Reafirmamos nossa disposição em defender a livre produção e a divulgação dos conhecimentos científicos e humanísticos, em parâmetros de diálogos respeitosos. O processo histórico de colonização pela subjugação dos povos produziu representações sociais etnocêntricas e racistas sobre os povos africanos e ameríndios, levando a muitos de nós a desconhecer o elevado grau civilizacional destes povos multimilenares. O contato com estes povos feito pela Antropologia e por outras áreas de conhecimento, impulsionou e impulsiona o conhecimento no campo das Ciências Sociais, da Arqueologia, da Medicina, do Direito, das Engenharias, da Arquitetura, da Filosofia, das Artes e da Literatura (para citar apenas algumas áreas de conhecimento), no Brasil e no Mundo.

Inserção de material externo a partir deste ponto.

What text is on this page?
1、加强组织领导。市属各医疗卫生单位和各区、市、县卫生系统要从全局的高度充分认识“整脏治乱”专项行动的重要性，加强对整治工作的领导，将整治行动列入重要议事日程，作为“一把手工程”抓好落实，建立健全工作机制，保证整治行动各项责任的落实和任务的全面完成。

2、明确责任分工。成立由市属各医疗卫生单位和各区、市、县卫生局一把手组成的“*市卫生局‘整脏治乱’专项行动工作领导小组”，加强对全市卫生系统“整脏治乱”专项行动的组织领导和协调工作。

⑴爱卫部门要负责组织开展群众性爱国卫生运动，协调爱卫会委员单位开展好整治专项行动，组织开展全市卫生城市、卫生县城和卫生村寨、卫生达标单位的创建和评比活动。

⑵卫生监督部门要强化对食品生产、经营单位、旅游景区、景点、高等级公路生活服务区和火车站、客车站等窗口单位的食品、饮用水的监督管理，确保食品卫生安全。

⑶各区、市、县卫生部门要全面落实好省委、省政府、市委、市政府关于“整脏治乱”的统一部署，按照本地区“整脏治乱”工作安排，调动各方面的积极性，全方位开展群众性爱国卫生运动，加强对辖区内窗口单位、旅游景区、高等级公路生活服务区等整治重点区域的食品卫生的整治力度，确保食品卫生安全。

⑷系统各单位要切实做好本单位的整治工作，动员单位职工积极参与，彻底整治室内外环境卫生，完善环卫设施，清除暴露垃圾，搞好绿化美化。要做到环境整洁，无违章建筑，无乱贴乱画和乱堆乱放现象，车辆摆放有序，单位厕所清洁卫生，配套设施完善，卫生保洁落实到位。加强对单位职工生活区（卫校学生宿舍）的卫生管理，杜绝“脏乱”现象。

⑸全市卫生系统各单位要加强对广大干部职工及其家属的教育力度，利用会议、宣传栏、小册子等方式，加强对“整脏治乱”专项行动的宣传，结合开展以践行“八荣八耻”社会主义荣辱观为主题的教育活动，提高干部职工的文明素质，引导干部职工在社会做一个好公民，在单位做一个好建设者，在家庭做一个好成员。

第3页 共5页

O território denominado Rondônia, é uma área de estudos antropológicos de importância mundial, em particular, pela monumental obra de Claude Lévi-Strauss; mas também, Roquette- Pinto, Bety Mindlin, Aparecida Vilaça, Eduardo Viveiros de Castro, Carmen Junqueira, Felipe Vander Velden (entre outros/as). Portanto, Rondônia é uma das áreas mais importantes para os diversos estudos que permitem o alargamento da nossa compreensão do humano. Essa compreensão hoje é pormenorizada pelas diversas etnografias produzidas na pós-graduação da UNIR e de outros centros universitários; e de modo muito especial, pelo trabalho de conclusão de cursos de estudantes indígenas da Licenciatura em Educação Intercultural do campus da Universidade Federal de Rondônia (UNIR), em Ji-Paraná (RO).
Estes estudantes indígenas cumprem também a fundamental tarefa de educar as suas novas gerações, como professores (as/es) em suas terras indígenas, praticando a interculturalidade entre os saberes ocidentais escolarizados, e o conhecimento legado pelos idosos e idosas de suas sociedades.

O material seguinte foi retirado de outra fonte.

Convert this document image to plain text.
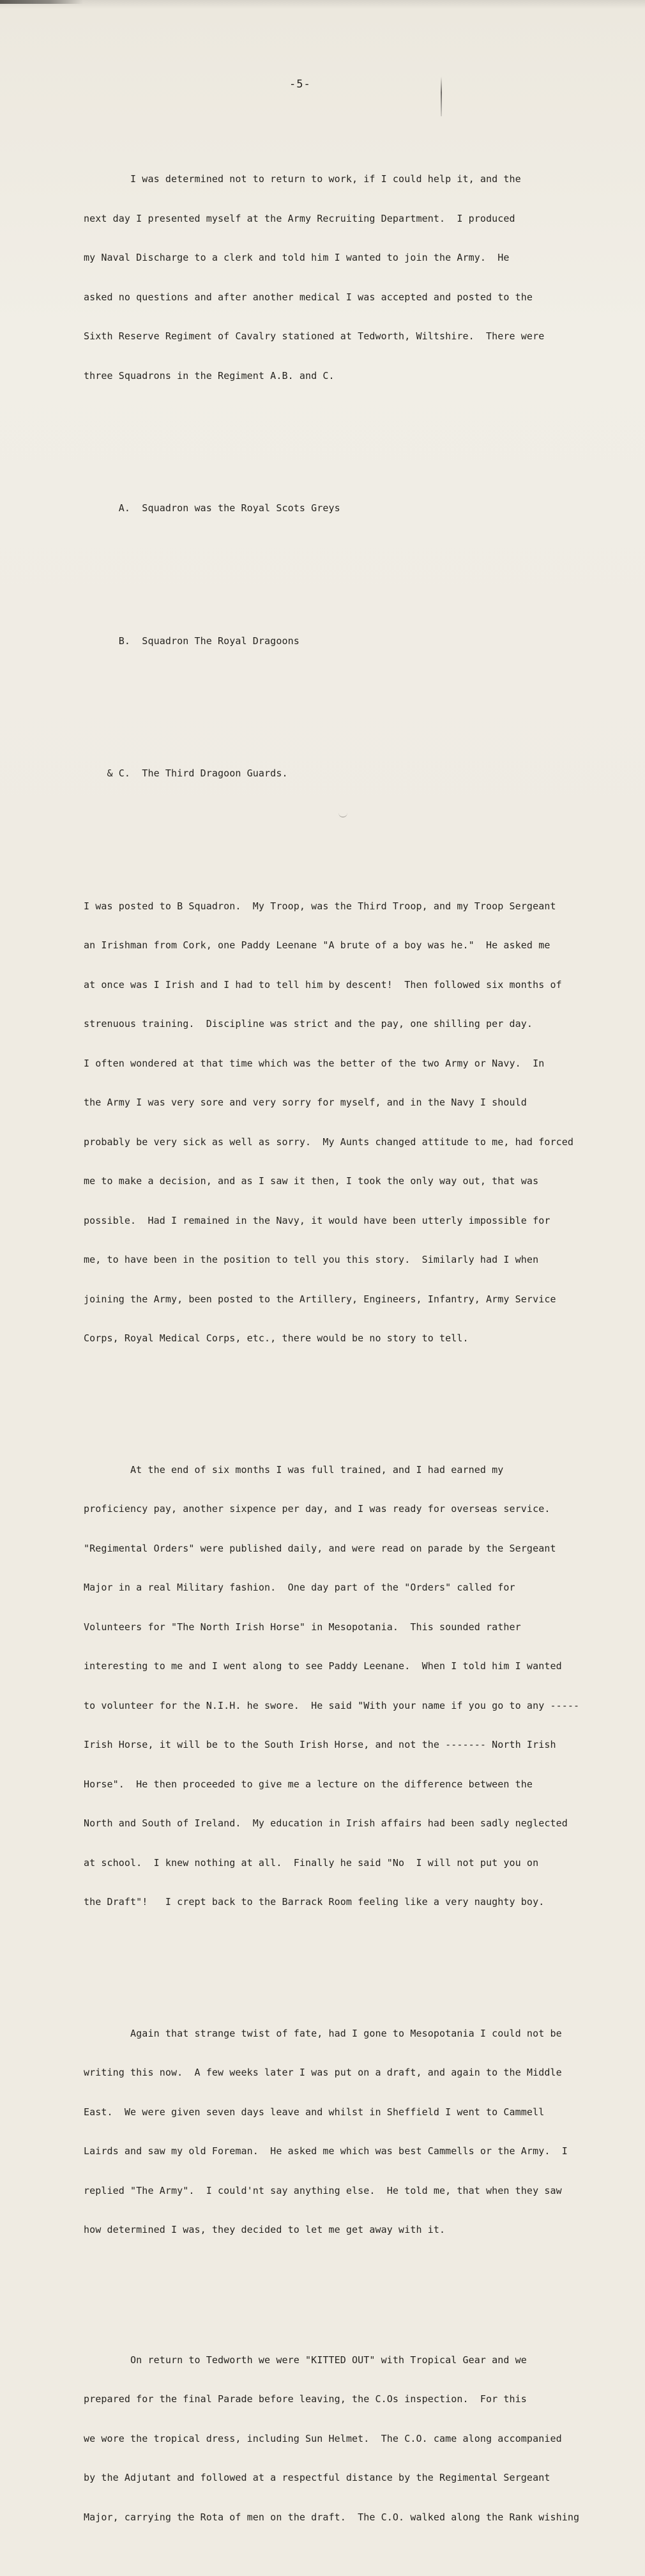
-5-

I was determined not to return to work, if I could help it, and the

next day I presented myself at the Army Recruiting Department.  I produced

my Naval Discharge to a clerk and told him I wanted to join the Army.  He

asked no questions and after another medical I was accepted and posted to the

Sixth Reserve Regiment of Cavalry stationed at Tedworth, Wiltshire.  There were

three Squadrons in the Regiment A.B. and C.

A.  Squadron was the Royal Scots Greys

B.  Squadron The Royal Dragoons

& C.  The Third Dragoon Guards.

I was posted to B Squadron.  My Troop, was the Third Troop, and my Troop Sergeant

an Irishman from Cork, one Paddy Leenane "A brute of a boy was he."  He asked me

at once was I Irish and I had to tell him by descent!  Then followed six months of

strenuous training.  Discipline was strict and the pay, one shilling per day.

I often wondered at that time which was the better of the two Army or Navy.  In

the Army I was very sore and very sorry for myself, and in the Navy I should

probably be very sick as well as sorry.  My Aunts changed attitude to me, had forced

me to make a decision, and as I saw it then, I took the only way out, that was

possible.  Had I remained in the Navy, it would have been utterly impossible for

me, to have been in the position to tell you this story.  Similarly had I when

joining the Army, been posted to the Artillery, Engineers, Infantry, Army Service

Corps, Royal Medical Corps, etc., there would be no story to tell.

At the end of six months I was full trained, and I had earned my

proficiency pay, another sixpence per day, and I was ready for overseas service.

"Regimental Orders" were published daily, and were read on parade by the Sergeant

Major in a real Military fashion.  One day part of the "Orders" called for

Volunteers for "The North Irish Horse" in Mesopotania.  This sounded rather

interesting to me and I went along to see Paddy Leenane.  When I told him I wanted

to volunteer for the N.I.H. he swore.  He said "With your name if you go to any -----

Irish Horse, it will be to the South Irish Horse, and not the ------- North Irish

Horse".  He then proceeded to give me a lecture on the difference between the

North and South of Ireland.  My education in Irish affairs had been sadly neglected

at school.  I knew nothing at all.  Finally he said "No  I will not put you on

the Draft"!   I crept back to the Barrack Room feeling like a very naughty boy.

Again that strange twist of fate, had I gone to Mesopotania I could not be

writing this now.  A few weeks later I was put on a draft, and again to the Middle

East.  We were given seven days leave and whilst in Sheffield I went to Cammell

Lairds and saw my old Foreman.  He asked me which was best Cammells or the Army.  I

replied "The Army".  I could'nt say anything else.  He told me, that when they saw

how determined I was, they decided to let me get away with it.

On return to Tedworth we were "KITTED OUT" with Tropical Gear and we

prepared for the final Parade before leaving, the C.Os inspection.  For this

we wore the tropical dress, including Sun Helmet.  The C.O. came along accompanied

by the Adjutant and followed at a respectful distance by the Regimental Sergeant

Major, carrying the Rota of men on the draft.  The C.O. walked along the Rank wishing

Por tudo isto, defendemos a produção de conhecimentos e práticas que garantam o ingresso e a permanência de estudantes indígenas na Universidade. Infelizmente, temos a informar à sociedade, que esta condição está́ sendo negada aos indígenas e quilombolas, pelo não reajuste nos ínfimos valores das bolsas estudantis e, mais ainda, pelos cortes no quantitativo destes auxílios.
Por fim, esclarecemos que os povos afro-americanos e ameríndios, que são as duas matrizes que, ao lado da matriz europeia, formaram o povo brasileiro, não são “vítimas passivas” dos processos brutais acima referidos e não são “peças de museu”; ao contrário, estão no centro das problemáticas contemporâneas, a exemplo das pautas ambientais. Lutaram e lutam política e espiritualmente, junto com seus caciques, pajés e as suas novas lideranças, por vida humanamente digna.
Assim, apoiamos estes povos em suas árduas trajetórias de luta no enfrentamento da ferocidade que se abateu e se atualiza contra eles, no processo de expropriação de seus territórios e culturas, que são a base de suas sociedades (como de qualquer outra sociedade humana).
Profª Dra. Arneide Bandeira Cemin (DACS\NCH\UNIR)
Prof. Dr. Ari Miguel Teixeira Ott (DACS\NCH\UNIR)
Profª Dra. Maria Berenice Alho da Costa Tourinho (DACS\NCH\UNIR)
Porto Velho, RO, 26 de março de 2022.